“Final and fatal mix of that toxic culture” – strong words from the Patients Association alleging that a ‘toxic culture’ – a phrase first used by the Parliamentary Health Services Ombudsman herself about NHS complaint handling – is now being applied to the PHSO itself. And this at the very time when the PHSO working with Healthwatch and the Local Government Ombudsman publishes its Vision for Complaint Handling. This vision of complaint management perfection is somewhat at odds with – no let us be blunt – completely contradicted by the allegations and failings listed in the Patients Association’s anecdotes. What is going on?
Process and Emotion
The seven anecdotes featured make painful and sad reading. Heartfelt stories of loss and pain made worse by what appeared to the complainants as indifference, delay, omission and error. Our characterisation of complaint handling as an emotion treated as a process with all that that implies of a lack of empathic understanding has never been so obviously true. The rawness of the emotions in these difficult cases inspiring the Patients Association verdict that the PHSO is now part of the toxic culture the Office condemned, makes those cases very difficult to manage and handle. This failure to meet complainants’ expectations are all the more obvious when these realities are confronted with the visionary ambitions of the Office and its partners to create the ideal process driven by what they call ‘I statements’ built on user expectations and experience. The intention appears to be wholly at odds with the reality. Managing these problems with a degree of professional detachment unrelieved by empathic connection is then perceived by the complainant as ‘dry and detached’.

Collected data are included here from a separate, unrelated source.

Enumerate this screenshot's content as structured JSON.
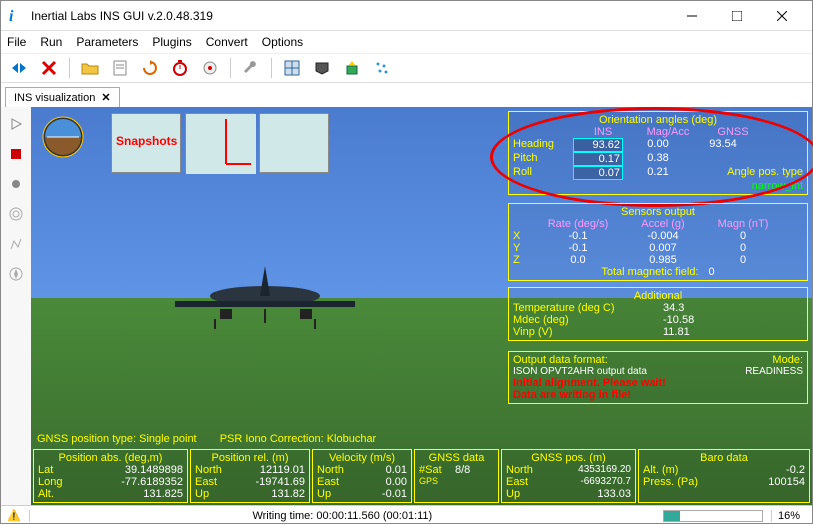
{
  "window": {
    "title": "Inertial Labs INS GUI v.2.0.48.319"
  },
  "menu": {
    "file": "File",
    "run": "Run",
    "parameters": "Parameters",
    "plugins": "Plugins",
    "convert": "Convert",
    "options": "Options"
  },
  "tab": {
    "label": "INS visualization"
  },
  "snapshots_label": "Snapshots",
  "orientation": {
    "title": "Orientation angles (deg)",
    "cols": {
      "ins": "INS",
      "magacc": "Mag/Acc",
      "gnss": "GNSS"
    },
    "heading": {
      "label": "Heading",
      "ins": "93.62",
      "magacc": "0.00",
      "gnss": "93.54"
    },
    "pitch": {
      "label": "Pitch",
      "ins": "0.17",
      "magacc": "0.38",
      "gnss": ""
    },
    "roll": {
      "label": "Roll",
      "ins": "0.07",
      "magacc": "0.21",
      "gnss": ""
    },
    "angle_pos_type_label": "Angle pos. type",
    "angle_pos_type": "narrow_int"
  },
  "sensors": {
    "title": "Sensors output",
    "cols": {
      "rate": "Rate (deg/s)",
      "accel": "Accel (g)",
      "magn": "Magn (nT)"
    },
    "x": {
      "label": "X",
      "rate": "-0.1",
      "accel": "-0.004",
      "magn": "0"
    },
    "y": {
      "label": "Y",
      "rate": "-0.1",
      "accel": "0.007",
      "magn": "0"
    },
    "z": {
      "label": "Z",
      "rate": "0.0",
      "accel": "0.985",
      "magn": "0"
    },
    "total_label": "Total magnetic field:",
    "total": "0"
  },
  "additional": {
    "title": "Additional",
    "temp_label": "Temperature (deg C)",
    "temp": "34.3",
    "mdec_label": "Mdec (deg)",
    "mdec": "-10.58",
    "vinp_label": "Vinp (V)",
    "vinp": "11.81"
  },
  "output": {
    "format_label": "Output data format:",
    "format": "ISON OPVT2AHR output data",
    "mode_label": "Mode:",
    "mode": "READINESS",
    "msg1": "Initial alignment. Please wait!",
    "msg2": "Data are writing in file!"
  },
  "gnss_line": {
    "pos_type_label": "GNSS position type:",
    "pos_type": "Single point",
    "psr_label": "PSR Iono Correction:",
    "psr": "Klobuchar"
  },
  "pos_abs": {
    "title": "Position abs. (deg,m)",
    "lat_label": "Lat",
    "lat": "39.1489898",
    "long_label": "Long",
    "long": "-77.6189352",
    "alt_label": "Alt.",
    "alt": "131.825"
  },
  "pos_rel": {
    "title": "Position rel. (m)",
    "north_label": "North",
    "north": "12119.01",
    "east_label": "East",
    "east": "-19741.69",
    "up_label": "Up",
    "up": "131.82"
  },
  "velocity": {
    "title": "Velocity (m/s)",
    "north_label": "North",
    "north": "0.01",
    "east_label": "East",
    "east": "0.00",
    "up_label": "Up",
    "up": "-0.01"
  },
  "gnss_data": {
    "title": "GNSS data",
    "sat_label": "#Sat",
    "sat": "8/8",
    "gps_label": "GPS"
  },
  "gnss_pos": {
    "title": "GNSS pos. (m)",
    "north_label": "North",
    "north": "4353169.20",
    "east_label": "East",
    "east": "-6693270.7",
    "up_label": "Up",
    "up": "133.03"
  },
  "baro": {
    "title": "Baro data",
    "alt_label": "Alt. (m)",
    "alt": "-0.2",
    "press_label": "Press. (Pa)",
    "press": "100154"
  },
  "status": {
    "writing": "Writing time: 00:00:11.560 (00:01:11)",
    "percent": "16%",
    "progress_value": 16
  }
}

The Experience of the One vs the Many
7 stories are told in the Patients Association paper and on the strength of those stories and the Association’s experience, 21 findings are set out. This is not a big evidence base when the PHSO is getting about 16,000+ queries per year – boiled down in what must be an intensive triage process to about 400 actually investigated. The emotional charge behind the events people are complaining about is considerable and no wonder the complainants found the process ‘gruelling and destructive”. Expensive too as families had to put together dossiers of evidence – lots of photocopying needed e.g. for 80 page case summaries and in some cases,(infuriatingly) apparently ignored – and then only to be offered ‘an insulting’ £250 in compensation (returned by the complainant). But there is other evidence to take into account. The Ombuds Office’s own rolling complainant satisfaction survey showed a satisfaction rate of 92% with the way that investigated complaints were handled. True 37% of the complaints about the Ombudsman’s own service were upheld and of 979 complaints about decisions, 103 were upheld partly or in full. Numbers enough to ignite the seam of frustration and anger especially in complaint handling where the experience of the few or indeed just the one can be so persuasive and worrying for the rest of us who might find ourselves in those circumstances one day. Where to go and which data to believe? is as ever the users’ problem.
In an area like health services, the fully escalated case with its mix of clinical, emotional and bureaucratic process and practice calls for case handlers of a very high order of skills – emotional intelligence and case management skills combining to make a decision that will stand up to scrutiny and challenge. The only comparable area is the fully escalated complaint to the Legal Ombudsman which I remember from a survey I did, abound in allegations of corruption at the highest level, the wilful incompetence of judges, barrister and solicitors to say nothing of the motives and mistakes of juries. Green Ink Man still exists. If you add to the mix as many of these clinical cases do, death, serious harm, grieving families – these are elements that can overwhelm even the most evolved complaint management process especially when they are under the pressure of increased numbers of queries and cases from members of the public with higher and higher expectations. The thought comes to mind – not original but relevant perhaps – that front-end investment focusing on feelings and taking a moment to have a discussion that calibrates and moderates expectation – almost a counselling session – is never wasted. It is not enough to file the case in a three month queue and send a postcard with the news that your case will be dealt with at an estimated – not promised – date in the future. This aspect of the process conveys its own strong message. This was a lesson we took away from working with a counselling organisation offering therapies to people in trouble where a delay between contact and first session – a silence – could create a negative mindset that cast a cloud over the subsequent relationship – if that indeed took place because many contactors for help did not proceed and take up the offer made to them.
The Alternative is Worse
But the Patients Association whose independence and energy on behalf of the users of health service play such an important role in holding the NHS and others to account, risks doing complainants a disservice if in the interests of improvement, it destroys confidence in the Health Services Ombudsman. What are the alternatives? The law – a suit for clinical negligence taking the route reported on by the NHS Litigation Authority? Well I suppose a few more cases won’t make too much of a difference to the Clinical Negligence Expenditure reported by the Authority for 2013/14 of £1,192,538,084. It puts the £40m funding the Ombudsman gets into perspective. You can join that group of supplicants in the but the slightest acquaintance with the processes of the law will make the Ombudsman the preferred route. Make those Visions and Expectations a reality please Mrs Mellor.